Sorry for the delay on this one everyone. Image of the Week 007 below answers some of my time away. Anyway, back to the case...
A 32 year old male with a history of HIV, noncompliant with his medications, presents to the ED with a fever, hypoxia, and a cough. CXR is shown below. Given his clinical/medical history, what does this most likely represent, and what lab value might help confirm your diagnosis? What other clinical entity might a CXR like this represent? What is the first line treatment, and what are the indications for steroid therapy in this patient?
This patient likely has Pneumocystis jirovecii pneumonia (formerly PCP pneumonia). This is usually noted by diffuse bilateral infiltrates extending from the hilum on CXR. Having a history of HIV makes this all the more likely. LDH may be helpful in the diagnosis, as levels are usually elevated (> 250) in patients with this disease process. LDH is relatively sensitive, but somewhat nonspecific. Highly elevated levels may indicate worse disease and prognosis. Another prime concern in an immunocompromised patient with a similar CXR would be miliary TB.
The first line therapy is trimethoprim-sulfamethoxazole (TMP-SMX).

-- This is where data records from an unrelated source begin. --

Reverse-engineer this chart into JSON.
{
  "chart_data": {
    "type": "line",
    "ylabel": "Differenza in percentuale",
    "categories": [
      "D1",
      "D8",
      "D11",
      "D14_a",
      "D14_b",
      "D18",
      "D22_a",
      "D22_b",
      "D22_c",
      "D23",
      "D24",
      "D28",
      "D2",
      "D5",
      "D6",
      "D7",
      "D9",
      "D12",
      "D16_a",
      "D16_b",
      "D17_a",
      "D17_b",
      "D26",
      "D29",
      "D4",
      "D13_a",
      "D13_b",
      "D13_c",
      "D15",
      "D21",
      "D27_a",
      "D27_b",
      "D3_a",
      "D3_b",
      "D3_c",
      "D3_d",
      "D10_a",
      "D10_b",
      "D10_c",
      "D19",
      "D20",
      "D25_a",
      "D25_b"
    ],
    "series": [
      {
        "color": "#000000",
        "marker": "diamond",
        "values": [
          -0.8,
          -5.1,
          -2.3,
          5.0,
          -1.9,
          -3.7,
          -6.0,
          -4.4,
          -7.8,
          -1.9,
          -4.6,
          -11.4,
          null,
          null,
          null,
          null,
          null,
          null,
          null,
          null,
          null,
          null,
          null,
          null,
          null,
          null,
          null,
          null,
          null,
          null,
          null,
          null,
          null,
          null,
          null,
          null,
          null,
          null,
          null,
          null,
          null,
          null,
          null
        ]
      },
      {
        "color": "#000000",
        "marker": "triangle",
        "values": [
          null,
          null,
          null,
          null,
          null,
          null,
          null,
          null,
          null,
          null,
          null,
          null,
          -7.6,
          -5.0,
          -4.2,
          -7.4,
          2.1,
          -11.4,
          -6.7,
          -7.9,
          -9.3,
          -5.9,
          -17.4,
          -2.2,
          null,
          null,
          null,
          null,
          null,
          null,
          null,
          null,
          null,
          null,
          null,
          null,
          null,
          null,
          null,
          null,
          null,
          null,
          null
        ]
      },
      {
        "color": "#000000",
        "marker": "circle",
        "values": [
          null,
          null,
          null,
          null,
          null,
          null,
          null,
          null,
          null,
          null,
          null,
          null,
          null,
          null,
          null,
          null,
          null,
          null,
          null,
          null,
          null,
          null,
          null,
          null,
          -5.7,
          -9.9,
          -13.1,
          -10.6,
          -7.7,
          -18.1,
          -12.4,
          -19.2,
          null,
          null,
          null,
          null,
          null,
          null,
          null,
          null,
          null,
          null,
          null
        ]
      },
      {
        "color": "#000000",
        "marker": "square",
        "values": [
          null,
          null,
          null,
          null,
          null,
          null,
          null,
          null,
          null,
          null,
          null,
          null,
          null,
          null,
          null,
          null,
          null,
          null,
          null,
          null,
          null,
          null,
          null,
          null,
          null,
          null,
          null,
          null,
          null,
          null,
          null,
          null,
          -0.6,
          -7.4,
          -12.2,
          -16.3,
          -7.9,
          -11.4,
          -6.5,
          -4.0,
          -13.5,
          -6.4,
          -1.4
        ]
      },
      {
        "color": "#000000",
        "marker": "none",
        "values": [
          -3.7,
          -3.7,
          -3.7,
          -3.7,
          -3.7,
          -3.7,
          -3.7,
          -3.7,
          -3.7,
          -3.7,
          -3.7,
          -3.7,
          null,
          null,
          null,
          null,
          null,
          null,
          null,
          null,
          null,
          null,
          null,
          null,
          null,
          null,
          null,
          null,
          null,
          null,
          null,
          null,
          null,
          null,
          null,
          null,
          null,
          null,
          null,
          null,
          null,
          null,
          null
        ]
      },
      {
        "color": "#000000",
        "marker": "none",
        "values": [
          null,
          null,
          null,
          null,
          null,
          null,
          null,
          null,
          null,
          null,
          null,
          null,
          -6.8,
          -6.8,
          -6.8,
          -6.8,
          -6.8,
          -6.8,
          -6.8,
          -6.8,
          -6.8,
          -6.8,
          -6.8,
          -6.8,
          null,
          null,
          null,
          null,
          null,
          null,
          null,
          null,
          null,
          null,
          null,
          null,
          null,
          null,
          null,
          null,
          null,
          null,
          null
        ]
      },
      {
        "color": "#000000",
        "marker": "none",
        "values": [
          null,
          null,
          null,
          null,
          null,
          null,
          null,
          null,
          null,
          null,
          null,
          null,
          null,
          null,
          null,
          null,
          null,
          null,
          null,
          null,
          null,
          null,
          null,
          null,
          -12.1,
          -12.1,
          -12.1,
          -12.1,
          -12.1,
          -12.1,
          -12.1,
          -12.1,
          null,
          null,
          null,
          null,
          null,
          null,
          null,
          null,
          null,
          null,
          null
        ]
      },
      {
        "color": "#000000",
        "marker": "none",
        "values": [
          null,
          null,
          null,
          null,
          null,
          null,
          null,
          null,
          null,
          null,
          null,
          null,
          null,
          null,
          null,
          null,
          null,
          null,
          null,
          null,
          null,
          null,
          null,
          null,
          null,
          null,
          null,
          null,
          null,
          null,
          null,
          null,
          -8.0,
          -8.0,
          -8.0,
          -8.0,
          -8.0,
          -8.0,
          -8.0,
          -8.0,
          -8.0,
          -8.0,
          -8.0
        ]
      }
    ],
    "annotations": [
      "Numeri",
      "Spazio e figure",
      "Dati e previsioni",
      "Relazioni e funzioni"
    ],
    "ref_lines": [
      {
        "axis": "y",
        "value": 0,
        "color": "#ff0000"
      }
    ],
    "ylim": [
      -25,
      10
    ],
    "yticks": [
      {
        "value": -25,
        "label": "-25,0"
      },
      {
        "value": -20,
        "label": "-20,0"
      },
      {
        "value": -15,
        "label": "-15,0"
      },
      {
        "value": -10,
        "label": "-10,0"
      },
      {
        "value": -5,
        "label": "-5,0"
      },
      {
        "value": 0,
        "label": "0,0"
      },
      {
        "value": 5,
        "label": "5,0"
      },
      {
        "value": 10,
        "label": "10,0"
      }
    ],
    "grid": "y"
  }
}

Alternatively, clindamycin + primaquine can be given in patients who have a contraindication to TMP-SMX. Steroids may be considered as an adjunct therapy that might play a role in decreasing inflammation and respiratory failure. Indications for steroids include a PaO2 < 70 mmHg or an A-a gradient > 35. Don't have an ABG handy? A pulse ox < 92% generally correlates with a PaO2< 70 mm Hg. This is a popular test topic in regards to diseases seen in HIV patients. #EMBoardReview
1. Emergency Medicine: A focused review of the Core Curriculum. pp 241-242.